Quand j’ai compris qu’il n’y aurait rien à tirer de cette formation, je suis resté près des murs, le plus loin possible des formatrices, avachi sur ma chaise, fixant le plafond ou mes pompes en gigotant un peu et rongeant ostensiblement mon frein. Le soir, j’ai réalisé que cette attitude de gamin mi-branleur mi-vénère – et branleur parce que vénère –, je l’ai eue toute ma scolarité dès qu’un cours n’était pas conçu pour modifier radicalement ma manière d’envisager tel ou tel sujet. En vingt ans, je n’ai pas évolué. Et je les voyais, les autres collègues dans la salle, ils s’emmerdaient aussi, mais pas autant que moi. Ils prenaient doucement des notes, participaient juste comme il faut, bref, étaient dans le cadre. Moi, en dehors. Je l’étais élève, je le reste prof – et je devine toutes les portes qui se sont fermées à cause de cette attitude ; tout ce que n’ai pas eu le courage d’apprendre et qui me manque aujourd’hui. Ce qui est tout à fait sûr, c’est que je ne serai jamais à ma place dans l’Éducation Nationale.
Toute la journée pour seulement quatre petits paragraphes, mais importants, parce que ce sont les premiers, et parce qu’ils me permettent de visualiser l’architecture du texte, son aspect composé, et je réalise que ça peut tenir – tenir chelou, tenir invendable, certes, mais tenir quand même.

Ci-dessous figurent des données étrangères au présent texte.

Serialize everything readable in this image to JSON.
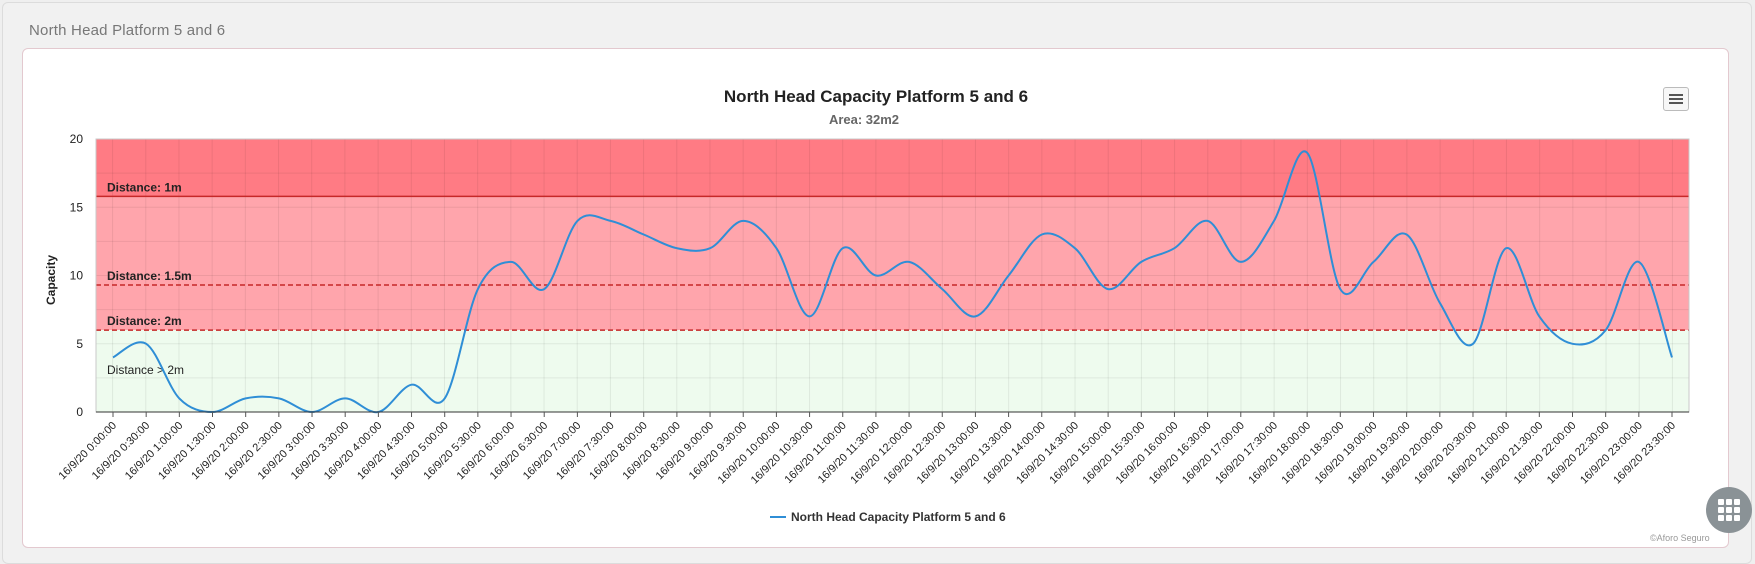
{
  "section_title": "North Head Platform 5 and 6",
  "credit": "©Aforo Seguro",
  "icons": {
    "menu": "hamburger-menu-icon",
    "apps": "grid-apps-icon"
  },
  "colors": {
    "line": "#2f8ed6",
    "zone_above_1m": "#ff7b84",
    "zone_1m_to_2m": "#ffa5ac",
    "zone_safe": "#eefbee",
    "threshold_line": "#c62828"
  },
  "chart_data": {
    "type": "line",
    "title": "North Head Capacity Platform 5 and 6",
    "subtitle": "Area: 32m2",
    "ylabel": "Capacity",
    "xlabel": "",
    "ylim": [
      0,
      20
    ],
    "yticks": [
      0,
      5,
      10,
      15,
      20
    ],
    "grid": true,
    "legend": {
      "placement": "bottom-center"
    },
    "categories": [
      "16/9/20 0:00:00",
      "16/9/20 0:30:00",
      "16/9/20 1:00:00",
      "16/9/20 1:30:00",
      "16/9/20 2:00:00",
      "16/9/20 2:30:00",
      "16/9/20 3:00:00",
      "16/9/20 3:30:00",
      "16/9/20 4:00:00",
      "16/9/20 4:30:00",
      "16/9/20 5:00:00",
      "16/9/20 5:30:00",
      "16/9/20 6:00:00",
      "16/9/20 6:30:00",
      "16/9/20 7:00:00",
      "16/9/20 7:30:00",
      "16/9/20 8:00:00",
      "16/9/20 8:30:00",
      "16/9/20 9:00:00",
      "16/9/20 9:30:00",
      "16/9/20 10:00:00",
      "16/9/20 10:30:00",
      "16/9/20 11:00:00",
      "16/9/20 11:30:00",
      "16/9/20 12:00:00",
      "16/9/20 12:30:00",
      "16/9/20 13:00:00",
      "16/9/20 13:30:00",
      "16/9/20 14:00:00",
      "16/9/20 14:30:00",
      "16/9/20 15:00:00",
      "16/9/20 15:30:00",
      "16/9/20 16:00:00",
      "16/9/20 16:30:00",
      "16/9/20 17:00:00",
      "16/9/20 17:30:00",
      "16/9/20 18:00:00",
      "16/9/20 18:30:00",
      "16/9/20 19:00:00",
      "16/9/20 19:30:00",
      "16/9/20 20:00:00",
      "16/9/20 20:30:00",
      "16/9/20 21:00:00",
      "16/9/20 21:30:00",
      "16/9/20 22:00:00",
      "16/9/20 22:30:00",
      "16/9/20 23:00:00",
      "16/9/20 23:30:00"
    ],
    "series": [
      {
        "name": "North Head Capacity Platform 5 and 6",
        "values": [
          4,
          5,
          1,
          0,
          1,
          1,
          0,
          1,
          0,
          2,
          1,
          9,
          11,
          9,
          14,
          14,
          13,
          12,
          12,
          14,
          12,
          7,
          12,
          10,
          11,
          9,
          7,
          10,
          13,
          12,
          9,
          11,
          12,
          14,
          11,
          14,
          19,
          9,
          11,
          13,
          8,
          5,
          12,
          7,
          5,
          6,
          11,
          4
        ]
      }
    ],
    "bands": [
      {
        "from": 15.8,
        "to": 20,
        "color_key": "zone_above_1m"
      },
      {
        "from": 6,
        "to": 15.8,
        "color_key": "zone_1m_to_2m"
      },
      {
        "from": 0,
        "to": 6,
        "color_key": "zone_safe"
      }
    ],
    "plot_lines": [
      {
        "value": 15.8,
        "label": "Distance: 1m",
        "style": "solid"
      },
      {
        "value": 9.3,
        "label": "Distance: 1.5m",
        "style": "dashed"
      },
      {
        "value": 6,
        "label": "Distance: 2m",
        "style": "dashed"
      }
    ],
    "band_label": {
      "value": 2.8,
      "label": "Distance > 2m"
    }
  }
}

Puis Anne Savelli à la Maison de la Poésie pour son Musée Marilyn. C’est quand elle lit que je formalise à mon tour ce que je veux atteindre, ce qu’elle atteint à sa manière : une densité maximale, une grande viscosité, des textes presque pas spongieux, et tant pis si ça fatigue et qu’on s’y perd un peu. Des années que je tends à ça, et peut-être (regain d’optimisme) que peu à peu ça se met en place – pas encore mature mais s’en approche, pourquoi pas quasiment viable.

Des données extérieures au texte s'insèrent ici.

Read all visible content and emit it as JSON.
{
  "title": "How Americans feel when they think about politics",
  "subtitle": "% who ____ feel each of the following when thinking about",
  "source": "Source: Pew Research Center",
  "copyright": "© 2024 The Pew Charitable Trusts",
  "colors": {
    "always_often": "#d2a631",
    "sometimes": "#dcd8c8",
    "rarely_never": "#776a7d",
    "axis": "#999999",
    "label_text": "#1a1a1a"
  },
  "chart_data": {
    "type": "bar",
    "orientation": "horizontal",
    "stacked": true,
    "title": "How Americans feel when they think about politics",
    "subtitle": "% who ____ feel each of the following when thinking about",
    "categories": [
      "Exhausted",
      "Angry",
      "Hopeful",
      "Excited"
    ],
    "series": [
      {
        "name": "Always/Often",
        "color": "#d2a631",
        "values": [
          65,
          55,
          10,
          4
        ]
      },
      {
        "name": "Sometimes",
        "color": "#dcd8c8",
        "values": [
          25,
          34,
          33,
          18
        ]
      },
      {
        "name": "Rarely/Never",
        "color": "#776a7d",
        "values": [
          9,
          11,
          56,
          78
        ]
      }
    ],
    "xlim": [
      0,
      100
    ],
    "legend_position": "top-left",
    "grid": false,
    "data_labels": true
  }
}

Vendredi soir, cinq minutes d’avance au Carillon. Je commande les deux bières habituelles en attendant P., une pour elle et une pour moi, mais quand elle arrive : « la deuxième, c’est toi qui la boiras aussi. » Je l’embrasse, félicitations, etc., j’essaye de faire et de dire comme on fait et comme on dit habituellement. Très ému. Je ne me rends pas bien compte. Ce soir, vacillement d’une fondation intime. Me met face à l’évidence inadmissible d’un futur qui nous a déjà tous engloutis, ceux que nous étions, P., moi et tous les autres des vingt ans.
Puis weekend à Bruxelles sous la bruine et le ciel, si dense et bas qu’on peut le toucher du doigt. Soirée au Corbeau, sympathisons avec des gars tout pintés. L’un revient d’un voyage de six mois en Polynésie, l’autre s’apprête à faire une partie du Compostelle avec un taulard mineur en instance de réinsertion. Frites phénoménales à Barrière. Tristesse des rues la nuit encombrées des matelas des sdf. Un tous les cinquante mètres au long des grandes avenues.
Jour dur comme la pierre que le passage des heures n’amollit pas. J’entame le livre de Boimare sur les élèves empêchés de penser. Idée séduisante – confirmée par des études neuropsy ? – qu’une grande part des élèves en échec scolaire l'est par incapacité d’opérer un retour réflexif sur soi, car ce mouvement vers l’intérieur charrie en eux des douleurs enfouies et des incompréhensions indépassables.
Journée pierre, deuxième. L’ambiance se tend au collège. Un collègue dit que de toute façon les chefs sont des vendus et qu’il en va de notre éthique professionnelle de nous opposer à eux en toute circonstance. Pendant ce temps, chauffage en panne, ordis en rade, pas de nettoyage des locaux, infiltrations d’eau qui s’aggravent. Pour unifier notre glorieuse communauté pédagogique, le chef a décidé d’appliquer l’arrêt Omont : tant qu’un enseignant n’a pas fourni la preuve qu’il a repris le travail, il sera considéré comme gréviste.
Ce midi, une bagarre éclate dans le cours d’E., au point que je quitte mes élèves pour m’assurer que personne ne s’est tranché la gorge. Trois minutes plus tard, pendant que E. et moi tâchons de calmer tout le monde, le petit L. sort de classe et me rejoint pour dire d’une voix tremblante : « Monsieur, il faut revenir dans la salle maintenant. » – je comprends qu’il a voulu dire : on a besoin de vous.
Au retour, j’écris pour la première fois de ma vie – je veux dire, hors journal – quelques lignes qui parlent de moi.